How Often Should An Average Horse Have His/Her Teeth Floated?
If a horse’s teeth are in good condition, the dental professional should visit every four to six months to ensure that the gum tissue surrounding each tooth is healthy.
The frequency of visits depends on the age and health of the horse, but generally, horses are usually seen every six months. If a horse has recently been eating hard objects, such as stones or other objects, the dentist should be called sooner than normal.
Learn more about Horse With Dog Teeth – Equine Dentistry Explained!
Conclusion On The Question How Often Should An Average Horse Have His/Her Teeth Floated?
In conclusion, if you look after your horse’s teeth and feed him/her a high-quality diet, you will see a healthy smile. It’s important to make sure that your horse gets regular dental treatment. The longer your horse has his teeth without treatment, the more likely they are to become diseased. If you notice any unusual signs or symptoms in your horse, it’s important to act quickly to reduce the risk of serious health problems.
Remember that the real answer to the question of how often should an average horse have his/her teeth floated can vary from horse to horse. So, if you notice some of the signs we listed, try to take your horse to a horse dentist. However, we recommend a dental checkup every 2-3 months.

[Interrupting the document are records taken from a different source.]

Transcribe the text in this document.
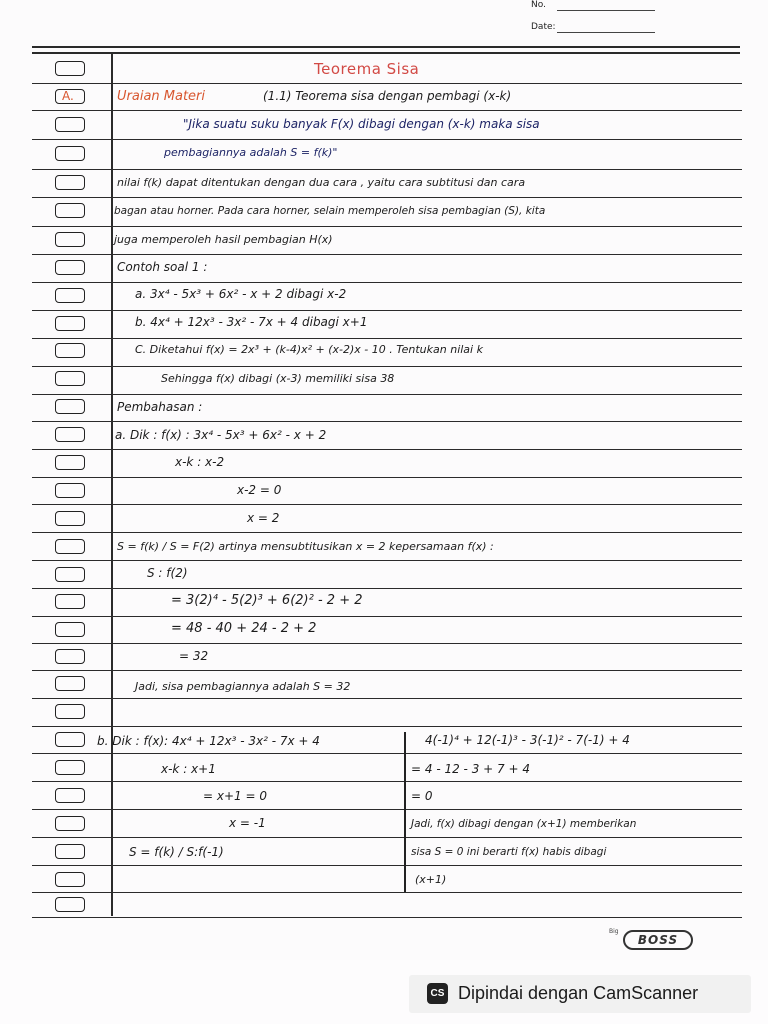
No.
Date:
Teorema Sisa
A.	Uraian Materi	(1.1) Teorema sisa dengan pembagi (x-k)
"Jika suatu suku banyak F(x) dibagi dengan (x-k) maka sisa
pembagiannya adalah S = f(k)"
nilai f(k) dapat ditentukan dengan dua cara , yaitu cara subtitusi dan cara
bagan atau horner. Pada cara horner, selain memperoleh sisa pembagian (S), kita
juga memperoleh hasil pembagian H(x)
Contoh soal 1 :
a. 3x⁴ - 5x³ + 6x² - x + 2 dibagi x-2
b. 4x⁴ + 12x³ - 3x² - 7x + 4 dibagi x+1
C. Diketahui f(x) = 2x³ + (k-4)x² + (x-2)x - 10 . Tentukan nilai k
Sehingga f(x) dibagi (x-3) memiliki sisa 38
Pembahasan :
a. Dik : f(x) : 3x⁴ - 5x³ + 6x² - x + 2
x-k : x-2
x-2 = 0
x = 2
S = f(k) / S = F(2) artinya mensubtitusikan x = 2 kepersamaan f(x) :
S : f(2)
= 3(2)⁴ - 5(2)³ + 6(2)² - 2 + 2
= 48 - 40 + 24 - 2 + 2
= 32
Jadi, sisa pembagiannya adalah S = 32
b. Dik : f(x): 4x⁴ + 12x³ - 3x² - 7x + 4
x-k : x+1
= x+1 = 0
x = -1
S = f(k) / S:f(-1)
4(-1)⁴ + 12(-1)³ - 3(-1)² - 7(-1) + 4
= 4 - 12 - 3 + 7 + 4
= 0
Jadi, f(x) dibagi dengan (x+1) memberikan
sisa S = 0 ini berarti f(x) habis dibagi
(x+1)
Big
BOSS
CS Dipindai dengan CamScanner
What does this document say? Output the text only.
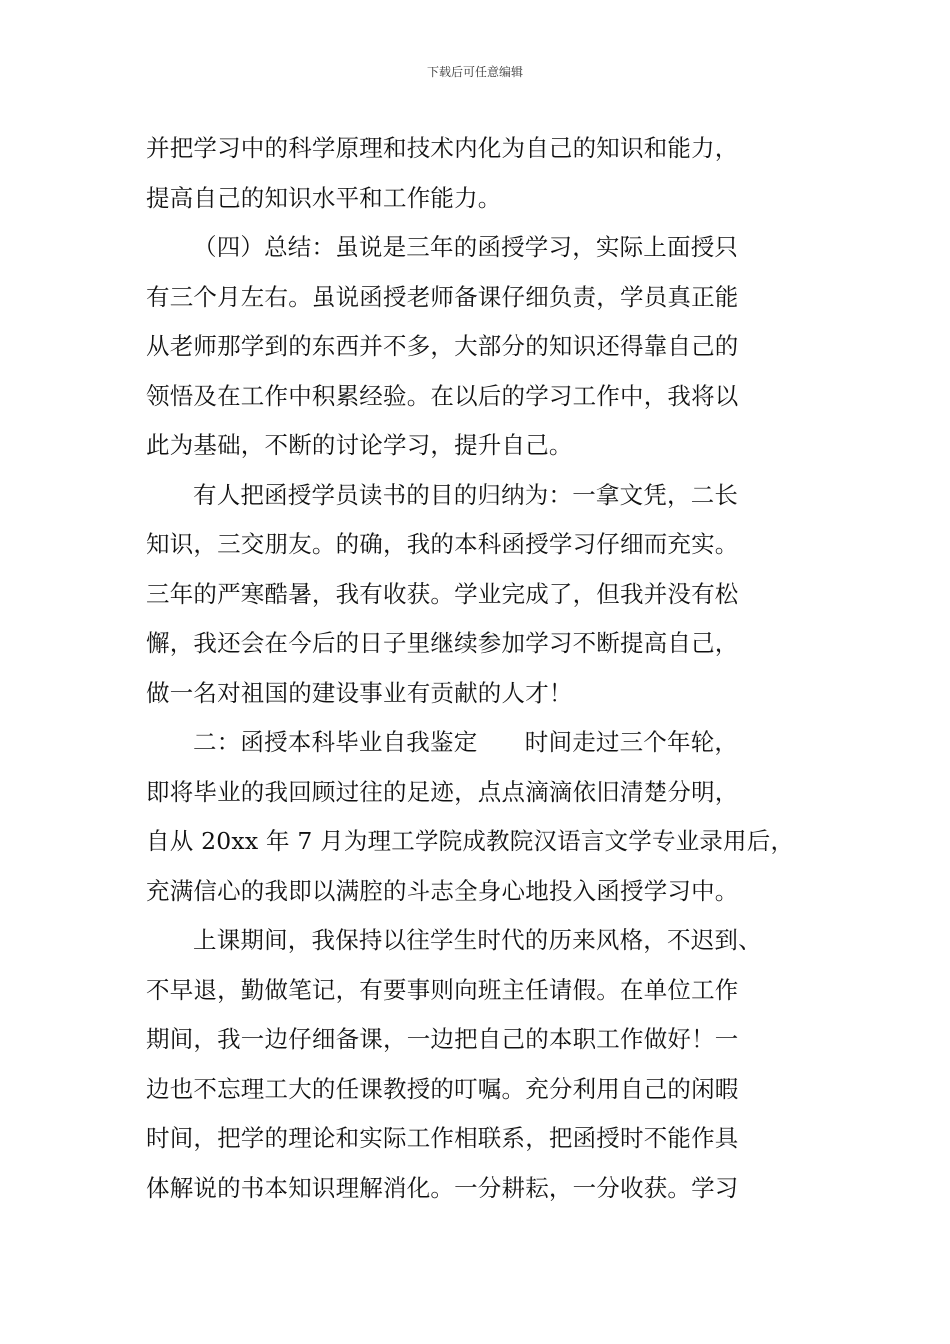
下载后可任意编辑
并把学习中的科学原理和技术内化为自己的知识和能力，
提高自己的知识水平和工作能力。
（四）总结：虽说是三年的函授学习，实际上面授只
有三个月左右。虽说函授老师备课仔细负责，学员真正能
从老师那学到的东西并不多，大部分的知识还得靠自己的
领悟及在工作中积累经验。在以后的学习工作中，我将以
此为基础，不断的讨论学习，提升自己。
有人把函授学员读书的目的归纳为：一拿文凭，二长
知识，三交朋友。的确，我的本科函授学习仔细而充实。
三年的严寒酷暑，我有收获。学业完成了，但我并没有松
懈，我还会在今后的日子里继续参加学习不断提高自己，
做一名对祖国的建设事业有贡献的人才！
二：函授本科毕业自我鉴定　　时间走过三个年轮，
即将毕业的我回顾过往的足迹，点点滴滴依旧清楚分明，
自从 20xx 年 7 月为理工学院成教院汉语言文学专业录用后，
充满信心的我即以满腔的斗志全身心地投入函授学习中。
上课期间，我保持以往学生时代的历来风格，不迟到、
不早退，勤做笔记，有要事则向班主任请假。在单位工作
期间，我一边仔细备课，一边把自己的本职工作做好！一
边也不忘理工大的任课教授的叮嘱。充分利用自己的闲暇
时间，把学的理论和实际工作相联系，把函授时不能作具
体解说的书本知识理解消化。一分耕耘，一分收获。学习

For other horse-related topics, check our other horse-related articles. I hope you got the answer you needed on the question of how often should an average horse have his/her teeth floated.
Thanks for reading!
Can i float my horses teeth myself?
There are a lot of people who think they can float their horses teeth themselves and then sell them. There's a problem with this though - you need to find a dentist who actually floats teeth for a living. But, it's not hard to find someone who does float teeth. Ask around, visit a dental school, ask other people about floating teeth.
What does floating a horse's teeth mean?
Floating is a horse term for tooth chattering, which happens when a horse’s teeth clatter together while chewing or eating. The movement makes the horse uncomfortable. To avoid this, a horse dentist will float the teeth with a small bit of rubber or plastic to prevent chattering.
Why do horses need their teeth floated?
They need their teeth floated so they don't develop larger health problems. If you don't float your horse's teeth, the sharp edges of the teeth can damage the tongue and the mild tissue on the cheeks of the horse, that way an open wounds will develop. If the horse has some bacteria in their mouth, the wound can get infected and develop larger and more serious health problems.